Dia meletakan gitarnya diatas bangku, kemudian bangkit dari duduknya, untuk bersantai ditepi balkon, menikmati sapuan angin malam yang dengan bebas menerpa wajah tampanya.
"Sekarang, aku sudah memenuhi apa yang aku janjikan dulu kepadamu!! Andai waktu itu, aku lebih dulu mengungkapkan perasaanku, pasti sekarang rumah tangga kita dapat hidup bahagia!! Dan dapat kupastikan, jika diwajahmu selalu terlukis senyum bahagia, bukan penderitaan!!" lirih Dava penuh harap.

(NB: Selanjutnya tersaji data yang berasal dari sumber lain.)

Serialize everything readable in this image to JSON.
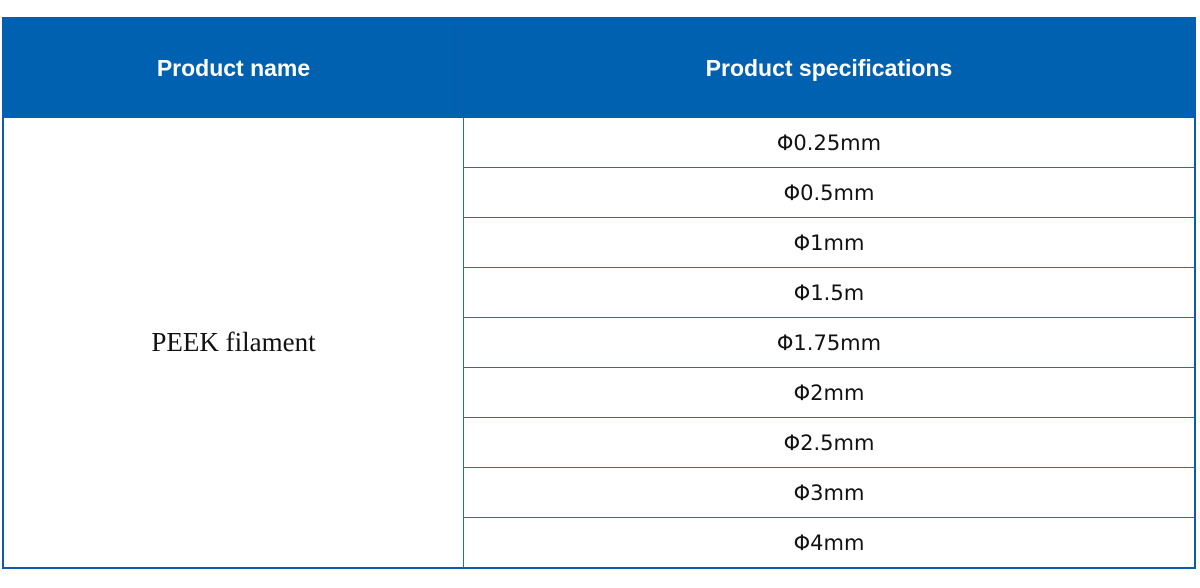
{
  "table": {
    "headers": [
      "Product name",
      "Product specifications"
    ],
    "product_name": "PEEK filament",
    "specifications": [
      "Φ0.25mm",
      "Φ0.5mm",
      "Φ1mm",
      "Φ1.5m",
      "Φ1.75mm",
      "Φ2mm",
      "Φ2.5mm",
      "Φ3mm",
      "Φ4mm"
    ],
    "colors": {
      "header_bg": "#0061b0",
      "border": "#0a5cb0"
    }
  }
}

Tidak dapat dipungkiri, betapa setianya putra kedua tuan Basalamah itu. Saat dulu hingga kini, hatinya masih terpaut untuk satu nama, yang dia simpan rapat walaupun termakan waktu begitu lamanya.
** **
Desahan demi desahan saling bersahutan didalam kamar mewah, yang dimana kedua insan itu tengah memadu kasih, untuk menyalurkan hasrat keduanya masing-masing.
Drett...drett...
Bisma yang tengah memaju mundurkan badanya diatas tubuh Melati, sontak tatapanya memicing kearah ponsel kekasihnya, karena sejak tadi terus berdering.
Dia yang merasa geram, langsung saja menggapai ponsel tersebut, dan langsung menonaktifkan, agar tidak mengganggu aktifitas malam mereka.

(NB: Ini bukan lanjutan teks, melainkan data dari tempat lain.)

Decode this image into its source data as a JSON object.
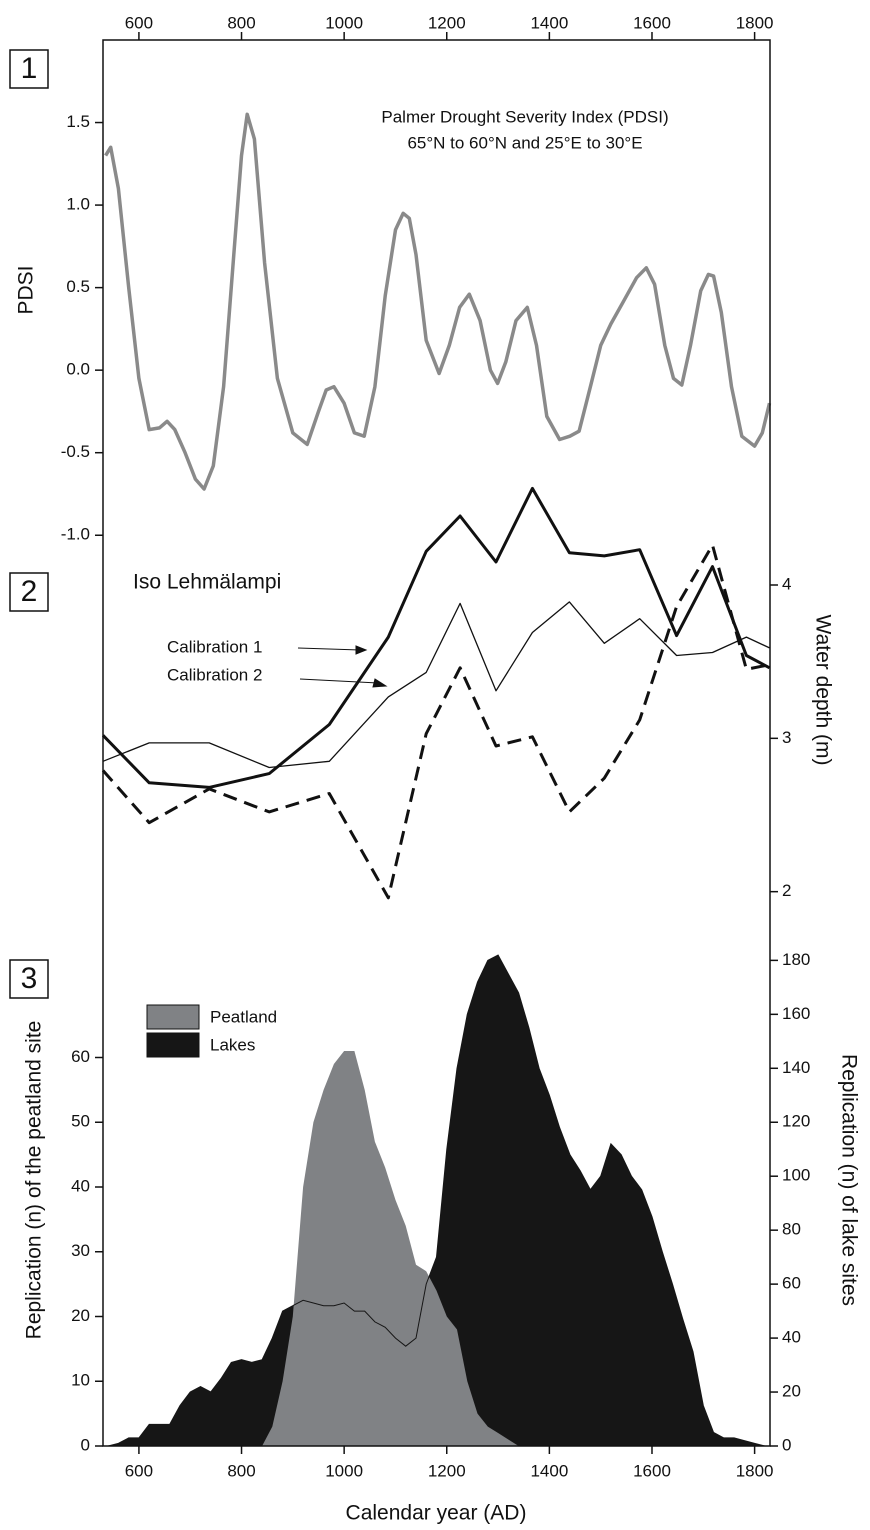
{
  "chart_data": [
    {
      "type": "line",
      "panel": "1",
      "title": [
        "Palmer Drought Severity Index (PDSI)",
        "65°N to 60°N and 25°E to 30°E"
      ],
      "ylabel": "PDSI",
      "color": "#8a8a8a",
      "linewidth": 3.5,
      "xaxis_position": "top",
      "xlim": [
        530,
        1830
      ],
      "xticks": [
        600,
        800,
        1000,
        1200,
        1400,
        1600,
        1800
      ],
      "ylim": [
        -1.15,
        2.0
      ],
      "yticks": [
        1.5,
        {
          "value": 1,
          "label": "1.0"
        },
        0.5,
        {
          "value": 0,
          "label": "0.0"
        },
        -0.5,
        {
          "value": -1,
          "label": "-1.0"
        }
      ],
      "x": [
        535,
        545,
        560,
        580,
        600,
        620,
        640,
        655,
        670,
        690,
        710,
        727,
        745,
        765,
        785,
        800,
        811,
        825,
        845,
        870,
        900,
        928,
        950,
        965,
        980,
        1000,
        1020,
        1039,
        1060,
        1080,
        1100,
        1115,
        1127,
        1140,
        1160,
        1185,
        1205,
        1225,
        1244,
        1265,
        1285,
        1299,
        1315,
        1335,
        1357,
        1375,
        1395,
        1420,
        1440,
        1458,
        1480,
        1500,
        1520,
        1545,
        1570,
        1589,
        1605,
        1625,
        1642,
        1658,
        1675,
        1695,
        1710,
        1720,
        1735,
        1755,
        1775,
        1800,
        1815,
        1829
      ],
      "values": [
        1.3,
        1.35,
        1.1,
        0.5,
        -0.05,
        -0.36,
        -0.35,
        -0.31,
        -0.36,
        -0.5,
        -0.66,
        -0.72,
        -0.58,
        -0.1,
        0.7,
        1.3,
        1.55,
        1.4,
        0.65,
        -0.05,
        -0.38,
        -0.45,
        -0.25,
        -0.12,
        -0.1,
        -0.2,
        -0.38,
        -0.4,
        -0.1,
        0.45,
        0.85,
        0.95,
        0.92,
        0.7,
        0.18,
        -0.02,
        0.15,
        0.38,
        0.46,
        0.3,
        0.0,
        -0.08,
        0.05,
        0.3,
        0.38,
        0.15,
        -0.28,
        -0.42,
        -0.4,
        -0.37,
        -0.1,
        0.15,
        0.28,
        0.42,
        0.56,
        0.62,
        0.52,
        0.15,
        -0.05,
        -0.09,
        0.15,
        0.48,
        0.58,
        0.57,
        0.35,
        -0.1,
        -0.4,
        -0.46,
        -0.38,
        -0.2
      ]
    },
    {
      "type": "line",
      "panel": "2",
      "title": "Iso Lehmälampi",
      "y2label": "Water depth (m)",
      "xlim": [
        530,
        1830
      ],
      "y2lim": [
        1.9,
        4.9
      ],
      "y2ticks": [
        2,
        3,
        4
      ],
      "x": [
        530,
        620,
        737,
        854,
        971,
        1086,
        1160,
        1226,
        1296,
        1367,
        1439,
        1507,
        1576,
        1648,
        1718,
        1784,
        1829
      ],
      "series": [
        {
          "name": "Calibration 1",
          "color": "#111111",
          "linewidth": 3,
          "axis": "y2",
          "values": [
            3.02,
            2.71,
            2.68,
            2.77,
            3.09,
            3.66,
            4.22,
            4.45,
            4.15,
            4.63,
            4.21,
            4.19,
            4.23,
            3.67,
            4.12,
            3.54,
            3.46
          ]
        },
        {
          "name": "Calibration 2",
          "color": "#111111",
          "linewidth": 1.3,
          "axis": "y2",
          "values": [
            2.85,
            2.97,
            2.97,
            2.81,
            2.85,
            3.27,
            3.43,
            3.88,
            3.31,
            3.69,
            3.89,
            3.62,
            3.78,
            3.54,
            3.56,
            3.66,
            3.59
          ]
        },
        {
          "color": "#111111",
          "linewidth": 3,
          "dash": true,
          "axis": "y2",
          "values": [
            2.79,
            2.45,
            2.67,
            2.52,
            2.64,
            1.96,
            3.03,
            3.46,
            2.95,
            3.01,
            2.52,
            2.74,
            3.12,
            3.86,
            4.26,
            3.45,
            3.48
          ]
        }
      ]
    },
    {
      "type": "area",
      "panel": "3",
      "xaxis_position": "bottom",
      "xlabel": "Calendar year (AD)",
      "ylabel": "Replication (n) of the peatland site",
      "y2label": "Replication (n) of lake sites",
      "xlim": [
        530,
        1830
      ],
      "xticks": [
        600,
        800,
        1000,
        1200,
        1400,
        1600,
        1800
      ],
      "ylim": [
        0,
        80
      ],
      "yticks": [
        0,
        10,
        20,
        30,
        40,
        50,
        60
      ],
      "y2lim": [
        0,
        192
      ],
      "y2ticks": [
        0,
        20,
        40,
        60,
        80,
        100,
        120,
        140,
        160,
        180
      ],
      "series": [
        {
          "name": "Lakes",
          "color": "#161616",
          "axis": "y2",
          "x": [
            540,
            560,
            580,
            600,
            620,
            640,
            660,
            680,
            700,
            720,
            740,
            760,
            780,
            800,
            820,
            840,
            860,
            880,
            900,
            920,
            940,
            960,
            980,
            1000,
            1020,
            1040,
            1060,
            1080,
            1100,
            1120,
            1140,
            1160,
            1180,
            1200,
            1220,
            1240,
            1260,
            1280,
            1300,
            1320,
            1340,
            1360,
            1380,
            1400,
            1420,
            1440,
            1460,
            1480,
            1500,
            1520,
            1540,
            1560,
            1580,
            1600,
            1620,
            1640,
            1660,
            1680,
            1700,
            1720,
            1740,
            1760,
            1780,
            1800,
            1820
          ],
          "values": [
            0,
            1,
            3,
            3,
            8,
            8,
            8,
            15,
            20,
            22,
            20,
            25,
            31,
            32,
            31,
            32,
            40,
            50,
            52,
            54,
            53,
            52,
            52,
            53,
            50,
            50,
            46,
            44,
            40,
            37,
            40,
            60,
            70,
            110,
            140,
            160,
            172,
            180,
            182,
            175,
            168,
            155,
            140,
            130,
            118,
            108,
            102,
            95,
            100,
            112,
            108,
            100,
            95,
            85,
            72,
            60,
            47,
            35,
            15,
            5,
            3,
            3,
            2,
            1,
            0
          ]
        },
        {
          "name": "Peatland",
          "color": "#808285",
          "x": [
            840,
            860,
            880,
            900,
            920,
            940,
            960,
            980,
            1000,
            1020,
            1040,
            1060,
            1080,
            1100,
            1120,
            1140,
            1160,
            1180,
            1200,
            1220,
            1240,
            1260,
            1280,
            1300,
            1320,
            1340
          ],
          "values": [
            0,
            3,
            10,
            20,
            40,
            50,
            55,
            59,
            61,
            61,
            55,
            47,
            43,
            38,
            34,
            28,
            27,
            24,
            20,
            18,
            10,
            5,
            3,
            2,
            1,
            0
          ]
        }
      ]
    }
  ]
}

Melati yang sudah lemas, hanya bisa menikmati hujaman demi hujaman yang Bisma berikan pada tubuhnya.
"Ahhh....!!" lenguhan panjang keluar dari mulut mereka, menandakan berakhirnya pencapaian hasrat diantar mereka berdua.
Pukul 10 malam.
Bagas sudah merasa geram, sejak tadi dia pulang hingga kini, sang istri kedua belum juga menampakan batang hidungnya.
"Malati benar-benar suda lepas kontrol!! Kemana dia pergi, hingga larut malam begini belum juga pulang?!" muak Bagas, yang merasa istrinya sudah kelewat batas.
Ceklek....
Tatapanya menajam kearah pintu, yang baru saja dimasuki oleh sang istri.
"Darimana saja kamu, Melati!!" suara Bagas menggelegar, dengan satu tanganya menggapai guci yang berada diatas nakas dekatnya.
Pyarrrr....
Bagas yang sudah naik pitam, langsung saja melempar guci ukuran sedang, tepat dihadapan posisi sang istri.